We investigated whether the 507 candidates significantly downregulated their target mRNAs more than any subset of the contained miRNAs (Section 2). We found 181 candidates downregulated their target mRNAs significantly more than their contained subsets (FDR = 0.05). We considered these 181 candidates miRNA modules. We also noticed that 306 candidates downregulated their target mRNAs more than their contained subsets, with or without satisfying the required FDR of 0.05. We considered these 306 candidates potential miRNA modules, which included the above 181 modules. The remaining 201 candidates, which did not downregulate their target genes more than their subsets, were defined as non-synergistic modules.

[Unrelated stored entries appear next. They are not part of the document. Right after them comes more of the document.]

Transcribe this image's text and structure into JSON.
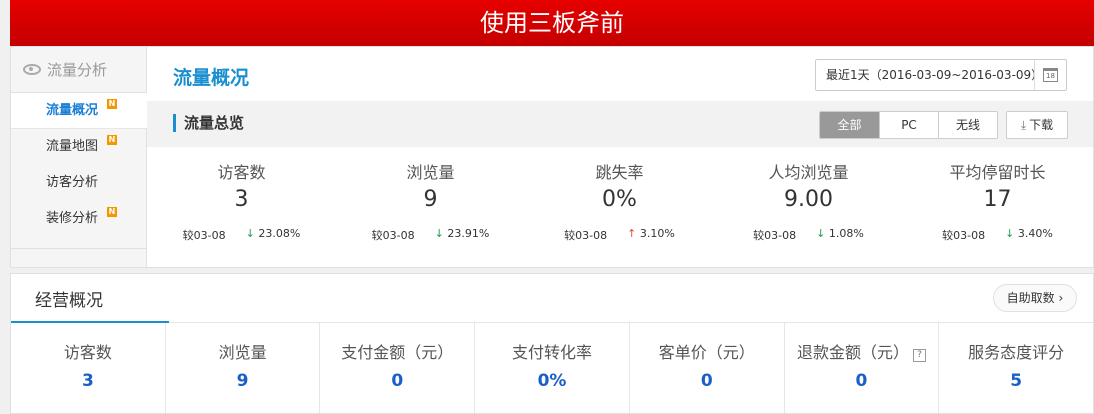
{
  "header": {
    "title": "使用三板斧前"
  },
  "sidebar": {
    "heading": "流量分析",
    "items": [
      {
        "label": "流量概况",
        "badge": "N"
      },
      {
        "label": "流量地图",
        "badge": "N"
      },
      {
        "label": "访客分析",
        "badge": ""
      },
      {
        "label": "装修分析",
        "badge": "N"
      }
    ]
  },
  "main": {
    "title": "流量概况",
    "date_range": "最近1天（2016-03-09~2016-03-09）",
    "calendar_day": "18",
    "section_title": "流量总览",
    "segments": [
      "全部",
      "PC",
      "无线"
    ],
    "download_label": "下载",
    "stats": [
      {
        "label": "访客数",
        "value": "3",
        "compare": "较03-08",
        "change": "23.08%",
        "dir": "down"
      },
      {
        "label": "浏览量",
        "value": "9",
        "compare": "较03-08",
        "change": "23.91%",
        "dir": "down"
      },
      {
        "label": "跳失率",
        "value": "0%",
        "compare": "较03-08",
        "change": "3.10%",
        "dir": "up"
      },
      {
        "label": "人均浏览量",
        "value": "9.00",
        "compare": "较03-08",
        "change": "1.08%",
        "dir": "down"
      },
      {
        "label": "平均停留时长",
        "value": "17",
        "compare": "较03-08",
        "change": "3.40%",
        "dir": "down"
      }
    ]
  },
  "business": {
    "title": "经营概况",
    "button": "自助取数",
    "metrics": [
      {
        "label": "访客数",
        "value": "3"
      },
      {
        "label": "浏览量",
        "value": "9"
      },
      {
        "label": "支付金额（元）",
        "value": "0"
      },
      {
        "label": "支付转化率",
        "value": "0%"
      },
      {
        "label": "客单价（元）",
        "value": "0"
      },
      {
        "label": "退款金额（元）",
        "value": "0"
      },
      {
        "label": "服务态度评分",
        "value": "5"
      }
    ]
  },
  "colors": {
    "brand_red": "#d90000",
    "accent_blue": "#1a8fd0",
    "up": "#e34a3a",
    "down": "#1aa050",
    "badge": "#f39800"
  }
}
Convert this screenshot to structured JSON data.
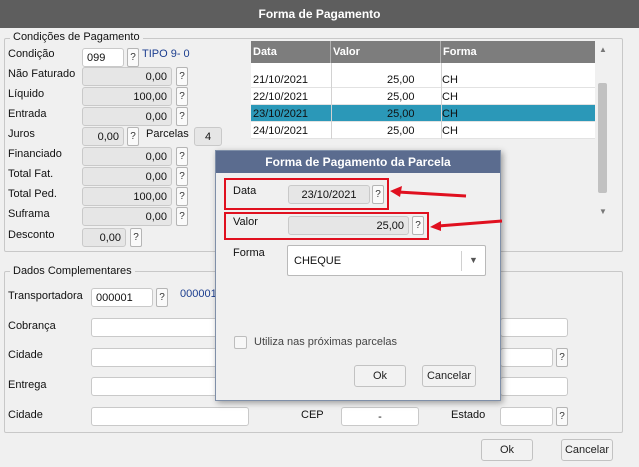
{
  "window": {
    "title": "Forma de Pagamento"
  },
  "pagamento": {
    "group_label": "Condições de Pagamento",
    "condicao_label": "Condição",
    "condicao_value": "099",
    "condicao_desc": "TIPO 9- 0",
    "nao_faturado_label": "Não Faturado",
    "nao_faturado_value": "0,00",
    "liquido_label": "Líquido",
    "liquido_value": "100,00",
    "entrada_label": "Entrada",
    "entrada_value": "0,00",
    "juros_label": "Juros",
    "juros_value": "0,00",
    "parcelas_label": "Parcelas",
    "parcelas_value": "4",
    "financiado_label": "Financiado",
    "financiado_value": "0,00",
    "total_fat_label": "Total Fat.",
    "total_fat_value": "0,00",
    "total_ped_label": "Total Ped.",
    "total_ped_value": "100,00",
    "suframa_label": "Suframa",
    "suframa_value": "0,00",
    "desconto_label": "Desconto",
    "desconto_value": "0,00",
    "help": "?"
  },
  "parcelas_grid": {
    "headers": {
      "data": "Data",
      "valor": "Valor",
      "forma": "Forma"
    },
    "rows": [
      {
        "data": "21/10/2021",
        "valor": "25,00",
        "forma": "CH"
      },
      {
        "data": "22/10/2021",
        "valor": "25,00",
        "forma": "CH"
      },
      {
        "data": "23/10/2021",
        "valor": "25,00",
        "forma": "CH"
      },
      {
        "data": "24/10/2021",
        "valor": "25,00",
        "forma": "CH"
      }
    ],
    "selected_index": 2
  },
  "complementares": {
    "group_label": "Dados Complementares",
    "transportadora_label": "Transportadora",
    "transportadora_value": "000001",
    "transportadora_desc": "000001",
    "cobranca_label": "Cobrança",
    "cidade_label": "Cidade",
    "entrega_label": "Entrega",
    "cidade2_label": "Cidade",
    "cep_label": "CEP",
    "cep_value": "-",
    "estado_label": "Estado"
  },
  "footer": {
    "ok": "Ok",
    "cancelar": "Cancelar"
  },
  "modal": {
    "title": "Forma de Pagamento da Parcela",
    "data_label": "Data",
    "data_value": "23/10/2021",
    "valor_label": "Valor",
    "valor_value": "25,00",
    "forma_label": "Forma",
    "forma_value": "CHEQUE",
    "checkbox_label": "Utiliza nas próximas parcelas",
    "checkbox_checked": false,
    "ok": "Ok",
    "cancelar": "Cancelar"
  },
  "colors": {
    "highlight": "#e0101f",
    "selected_row": "#2b98b8"
  }
}
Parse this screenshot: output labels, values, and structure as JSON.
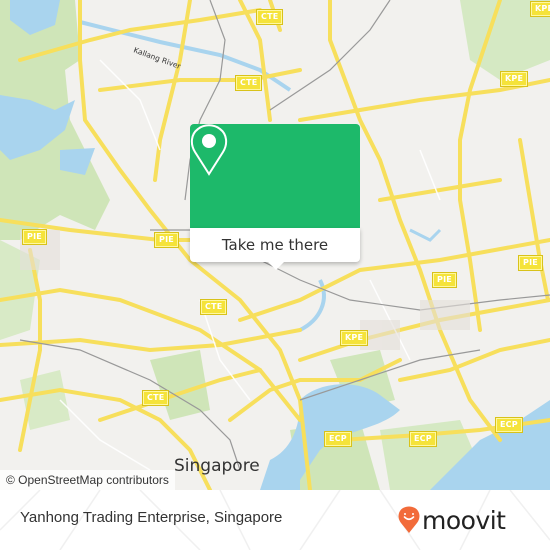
{
  "map": {
    "city_label": "Singapore",
    "river_label": "Kallang River",
    "attribution": "© OpenStreetMap contributors",
    "colors": {
      "land": "#f2f1ee",
      "park": "#cfe5b8",
      "water": "#a9d4ee",
      "major_road": "#f7df5c",
      "rail": "#999999"
    },
    "highway_shields": [
      {
        "label": "CTE"
      },
      {
        "label": "CTE"
      },
      {
        "label": "CTE"
      },
      {
        "label": "CTE"
      },
      {
        "label": "KPE"
      },
      {
        "label": "KPE"
      },
      {
        "label": "KPE"
      },
      {
        "label": "PIE"
      },
      {
        "label": "PIE"
      },
      {
        "label": "PIE"
      },
      {
        "label": "PIE"
      },
      {
        "label": "PIE"
      },
      {
        "label": "ECP"
      },
      {
        "label": "ECP"
      },
      {
        "label": "ECP"
      }
    ]
  },
  "popup": {
    "button_label": "Take me there",
    "accent_color": "#1db96a",
    "icon": "map-pin-icon"
  },
  "footer": {
    "place_title": "Yanhong Trading Enterprise, Singapore",
    "brand": "moovit",
    "brand_icon": "moovit-smile-pin-icon",
    "brand_color": "#f26b3a"
  }
}
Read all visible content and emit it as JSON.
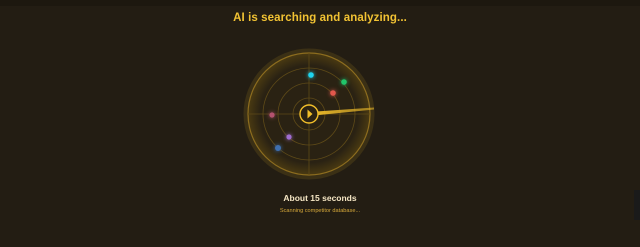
{
  "header": {
    "title": "AI is searching and analyzing..."
  },
  "radar": {
    "accent_color": "#f0bd2a",
    "blips": [
      {
        "name": "blip-cyan",
        "color": "#1fd3ee"
      },
      {
        "name": "blip-green",
        "color": "#21c56a"
      },
      {
        "name": "blip-red",
        "color": "#e2574c"
      },
      {
        "name": "blip-pink",
        "color": "#b4526f"
      },
      {
        "name": "blip-purple",
        "color": "#a06dd0"
      },
      {
        "name": "blip-blue",
        "color": "#3f6fae"
      }
    ]
  },
  "status": {
    "eta": "About 15 seconds",
    "message": "Scanning competitor database..."
  }
}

We explored whether the 507 candidates, especially the 181 miRNA modules, were functional (Supplementary File S2). We studied the overlap of target mRNAs of a candidate with genes in a known pathway or annotated with a common gene ontology (GO) term, as in previous studies (Ambros, 2004; Xu et al., 2011). The rationale was that if a candidate was functional, its target genes likely significantly overlap with genes in a known pathway, or genes annotated with a specific GO term (Ambros, 2004; Xu et al., 2011). We found that the function of the majority of the predicted candidates, especially the predicted miRNA modules, was supported (Table 1). For instance, the target mRNAs of 68.4% of the 507 candidates significantly shared at least one GO term. To assess the statistical significance of the pathway and GO support, we generated 507 random miRNA groups, each of which consisted of miRNAs randomly chosen from the 399 miRNAs mentioned in the CLASH paper and contained the same number of miRNAs as the corresponding predicted candidate. We found that target mRNAs of only 18 random miRNA groups significantly overlap with genes in a pathway, and target mRNAs of only six random miRNA groups shared a GO term (Table 1).
Table 1.
Module types | No. (%) of modules supported by Pathway | No. (%) of modules supported by GO | No. (%) of modules supported by literature | No. (%) of modules supported by order | Total no. (%) of modules supported |
---|---|---|---|---|---|
181 synergistic modules | 125 (69.0%) | 165 (91.2%) | 32 (17.7%) | 62 (34.3%) | 178 (98.3%) |
306 possible modules | 211 (69.0%) | 274 (89.5%) | 57 (16.8%) | 103 (33.7%) | 298 (97.4%) |
201 non-synergistic modules | 136 (67.7%) | 174 (86.6%) | 42 (20.9%) | 44 (21.9%) | 194 (96.5%) |
507 predicted candidates | 347 (68.4%) | 448 (88.4%) | 99 (19.5%) | 147 (29.0%) | 492 (97.0%) |
507 random miRNA groups | 18 (3.55%) | 6 (1.18%) | 11 (2.1%) | 0 (0.0%) | 27 (5.3%) |
In addition, we studied the order of target sites of miRNAs in the same predicted candidates (Supplementary File S2). We found that 34.3% of the 181 miRNA modules, 33.7% of the 306 potential modules and 29% of the 507 candidates contained miRNA pairs with statistically significant orders (Table 1, FDR = 0.05). For instance, three miRNAs MIR-222, LET-7B and MIR-615-3P formed a miRNA module. MIR-615-3P preferred to bind at the 5′ of the target sites of MIR-222 (FDR = 0.0286), which preferred to bind at the 5′ of the target sites of LET-7B (FDR = 6.1E-4). In contrast, no random miRNA group had preferred orders.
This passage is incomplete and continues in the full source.